2) The first federal government act should be to lift all interstate commerce restrictions on insurance companies, so that they are free and invited to offer policies in any or all the states they wish without the necessity of creating a separate bureaucracy for every state they enter.
3) The second federal reform should be the creation of a program for financial aid to qualified students in the medical professions. My suggestion would be a free education in exchange for a period of service in under-served areas of practice as determined by a federal government body, such as, CDC or NIH or HHS (CMS).
4) A third federal reform which would dramatically reduce national health care costs is tort reform. Everyone makes mistakes, including medical practitioners and hospitals. It is the federal government's role to protect both the treatment sector and the patient. But the current practice of unlimited liability has led to "defensive medicine," that is, exhaustive tests and treatments used far beyond medical purposes. These extras are done to provide a defense against the inevitable lawsuit in case anything goes wrong. This uber caution has become a major cost driver in American medicine. Congress should set reasonable and realistic limits on the monies which can be given to the victims of everything from malfeasance to honest mistakes.
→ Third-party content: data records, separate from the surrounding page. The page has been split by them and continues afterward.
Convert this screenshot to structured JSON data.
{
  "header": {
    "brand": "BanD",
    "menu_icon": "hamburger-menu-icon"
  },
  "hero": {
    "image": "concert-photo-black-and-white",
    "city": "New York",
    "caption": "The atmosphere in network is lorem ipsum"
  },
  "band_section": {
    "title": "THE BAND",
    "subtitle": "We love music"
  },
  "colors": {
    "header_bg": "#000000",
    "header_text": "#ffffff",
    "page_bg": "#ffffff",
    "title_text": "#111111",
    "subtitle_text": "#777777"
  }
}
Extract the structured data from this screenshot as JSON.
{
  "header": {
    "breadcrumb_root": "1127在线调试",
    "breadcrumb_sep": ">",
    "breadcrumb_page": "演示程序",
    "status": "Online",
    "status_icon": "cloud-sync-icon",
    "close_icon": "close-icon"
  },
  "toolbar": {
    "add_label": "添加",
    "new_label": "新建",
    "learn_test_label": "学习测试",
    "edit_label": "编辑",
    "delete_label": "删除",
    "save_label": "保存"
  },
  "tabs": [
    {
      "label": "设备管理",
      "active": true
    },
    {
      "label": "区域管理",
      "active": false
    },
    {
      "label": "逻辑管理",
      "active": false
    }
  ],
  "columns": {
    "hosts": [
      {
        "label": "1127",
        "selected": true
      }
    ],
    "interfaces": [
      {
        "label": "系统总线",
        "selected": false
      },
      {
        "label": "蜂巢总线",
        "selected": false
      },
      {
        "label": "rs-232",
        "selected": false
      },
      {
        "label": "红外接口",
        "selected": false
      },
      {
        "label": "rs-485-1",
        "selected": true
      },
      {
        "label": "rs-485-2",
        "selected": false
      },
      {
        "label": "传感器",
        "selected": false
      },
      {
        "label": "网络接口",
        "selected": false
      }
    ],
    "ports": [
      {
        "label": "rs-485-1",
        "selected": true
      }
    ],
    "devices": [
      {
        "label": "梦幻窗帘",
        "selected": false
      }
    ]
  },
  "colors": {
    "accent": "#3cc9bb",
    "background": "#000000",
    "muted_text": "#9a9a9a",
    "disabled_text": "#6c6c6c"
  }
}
No more windfalls for injury lawyers.
d. Universal Coverage
The larger issue is care for the poor and the other under-served members of our nation. The concept of universal care is a noble and worthwhile goal. But socialized medicine is not the only or even the best way to achieve universal care. We have government
programs to feed the hungry; to provide health care for the elderly;
to protect the innocent. We can provide health care access to the poor and the under-served, whether because of poverty or location. We can also do better than the COBRA coverage for those who lose their jobs.
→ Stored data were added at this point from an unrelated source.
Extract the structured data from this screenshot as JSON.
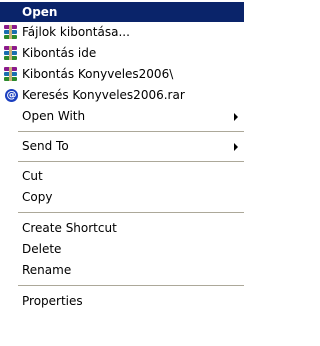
{
  "menu": {
    "items": [
      {
        "label": "Open"
      },
      {
        "label": "Fájlok kibontása..."
      },
      {
        "label": "Kibontás ide"
      },
      {
        "label": "Kibontás Konyveles2006\\"
      },
      {
        "label": "Keresés Konyveles2006.rar"
      },
      {
        "label": "Open With"
      },
      {
        "label": "Send To"
      },
      {
        "label": "Cut"
      },
      {
        "label": "Copy"
      },
      {
        "label": "Create Shortcut"
      },
      {
        "label": "Delete"
      },
      {
        "label": "Rename"
      },
      {
        "label": "Properties"
      }
    ],
    "icons": {
      "rar": "winrar-archive-icon",
      "search": "search-app-icon",
      "search_glyph": "@"
    },
    "colors": {
      "selected_bg": "#0a246a",
      "selected_fg": "#ffffff",
      "separator": "#aca899"
    }
  }
}
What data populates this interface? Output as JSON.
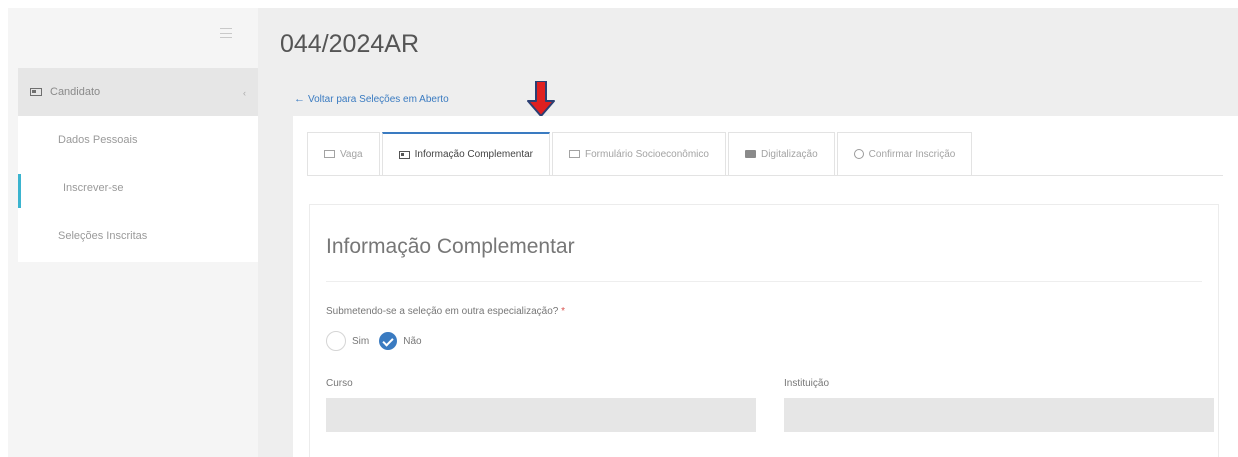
{
  "app": {
    "page_title": "044/2024AR",
    "back_link": "Voltar para Seleções em Aberto"
  },
  "sidebar": {
    "header": {
      "label": "Candidato",
      "icon": "id-card-icon"
    },
    "items": [
      {
        "label": "Dados Pessoais"
      },
      {
        "label": "Inscrever-se",
        "active": true
      },
      {
        "label": "Seleções Inscritas"
      }
    ]
  },
  "tabs": [
    {
      "label": "Vaga",
      "icon": "grid-icon"
    },
    {
      "label": "Informação Complementar",
      "icon": "id-card-icon",
      "active": true
    },
    {
      "label": "Formulário Socioeconômico",
      "icon": "calendar-icon"
    },
    {
      "label": "Digitalização",
      "icon": "folder-icon"
    },
    {
      "label": "Confirmar Inscrição",
      "icon": "check-circle-icon"
    }
  ],
  "form": {
    "title": "Informação Complementar",
    "question": "Submetendo-se a seleção em outra especialização?",
    "required_mark": "*",
    "options": [
      {
        "label": "Sim",
        "checked": false
      },
      {
        "label": "Não",
        "checked": true
      }
    ],
    "fields": {
      "curso": {
        "label": "Curso",
        "value": ""
      },
      "instituicao": {
        "label": "Instituição",
        "value": ""
      }
    }
  },
  "colors": {
    "accent": "#3a7bc1",
    "active_indicator": "#3bb4cf",
    "annotation_arrow": "#e02020"
  }
}
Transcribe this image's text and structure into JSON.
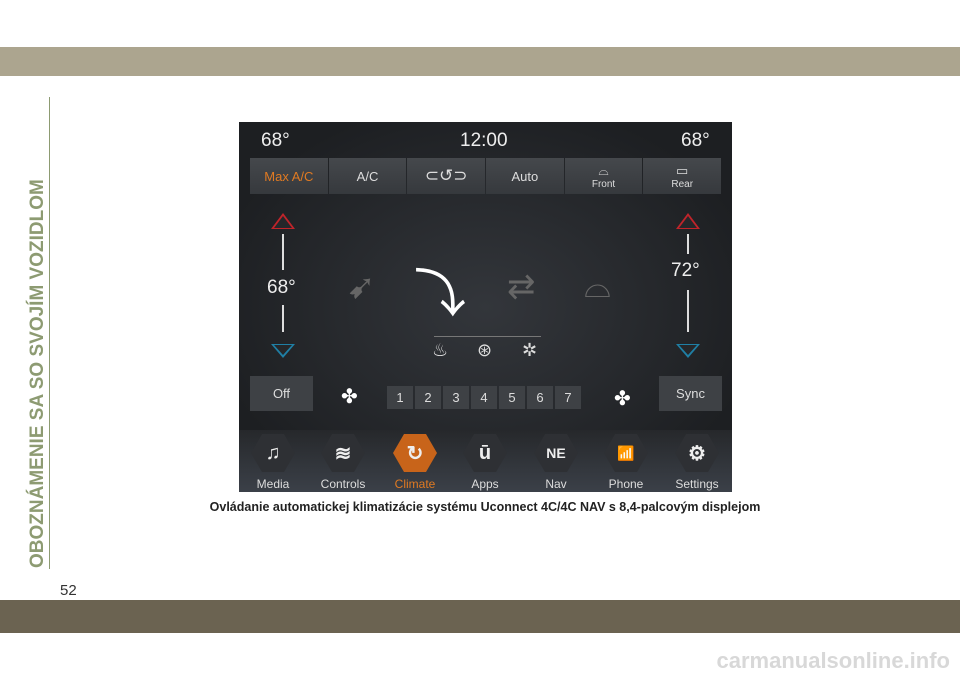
{
  "sidebar": {
    "section_title": "OBOZNÁMENIE SA SO SVOJÍM VOZIDLOM",
    "page_number": "52"
  },
  "caption": "Ovládanie automatickej klimatizácie systému Uconnect 4C/4C NAV s 8,4-palcovým displejom",
  "watermark": "carmanualsonline.info",
  "screen": {
    "status": {
      "left_temp": "68°",
      "clock": "12:00",
      "right_temp": "68°"
    },
    "top_buttons": [
      {
        "label": "Max A/C",
        "active": true,
        "color": "#e07a22"
      },
      {
        "label": "A/C"
      },
      {
        "icon": "recirculation-icon"
      },
      {
        "label": "Auto"
      },
      {
        "icon": "front-defrost-icon",
        "label": "Front"
      },
      {
        "icon": "rear-defrost-icon",
        "label": "Rear"
      }
    ],
    "driver_temp": "68°",
    "passenger_temp": "72°",
    "modes": [
      "panel-mode-icon",
      "floor-mode-icon",
      "bilevel-mode-icon",
      "mix-mode-icon",
      "defrost-floor-mode-icon"
    ],
    "seat_controls": [
      "heated-seat-icon",
      "heated-steering-wheel-icon",
      "ventilated-seat-icon"
    ],
    "off_label": "Off",
    "sync_label": "Sync",
    "fan_speeds": [
      "1",
      "2",
      "3",
      "4",
      "5",
      "6",
      "7"
    ],
    "nav": [
      {
        "label": "Media",
        "icon": "♫"
      },
      {
        "label": "Controls",
        "icon": "≋"
      },
      {
        "label": "Climate",
        "icon": "↻",
        "active": true
      },
      {
        "label": "Apps",
        "icon": "ū"
      },
      {
        "label": "Nav",
        "icon": "NE"
      },
      {
        "label": "Phone",
        "icon": "📶"
      },
      {
        "label": "Settings",
        "icon": "⚙"
      }
    ],
    "colors": {
      "accent": "#e07a22",
      "temp_up": "#c0242a",
      "temp_down": "#1f7fa5"
    }
  }
}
It is very tempting to design a system in which no government plays a major role. However, the most efficient way to care for the poor would seem to be a State-run program which levies a small per capita fee on each pool of insured to be placed in a designated fund, administered by the State, for the benefit of qualified citizens. A model for such a program might be the Medicaid programs in each State. Another model is the Uninsured Driver programs administered by the states.
We have now discussed the entire healthcare cycle without mentioning Medicare. There is a moral and legal mandate involved in Medicare which does not exist elsewhere. Medicare works reasonably well as a medical insurance system for those who contributed to it all their working lives. The most prudent and honorable way to approach Medicare would seem to be to leave it alone for those to whom commitments were made, even while moving the system slowly toward a patient-centered system for those just starting out, with free choices developed for those in mid-career. The pressure of the free market system we have been describing here will undoubtedly alter and reform Medicare as the new system matures in due course.
So here is what a free market system might look like. It would fulfill all our goals for an American system that is:
2. Available to all in need;
4. Abundant; and
To get there, we need to:
1. increase the supply of medical practitioners,
2. create a patient-centered system by letting the patient spend his or her own money on healthcare;
3. create state-sponsored safety nets for the poor and underserved.
These proposals, of course, seem radical today, even in America's free market culture. But sometimes the most obvious solution is indeed the best. The fact is that the employer-based system we have today was initiated because the elite of another day needed a quick way to exempt health care costs from federal taxes. No one thought that this simple IRS rule would hamper businesses forever. So, let's change that!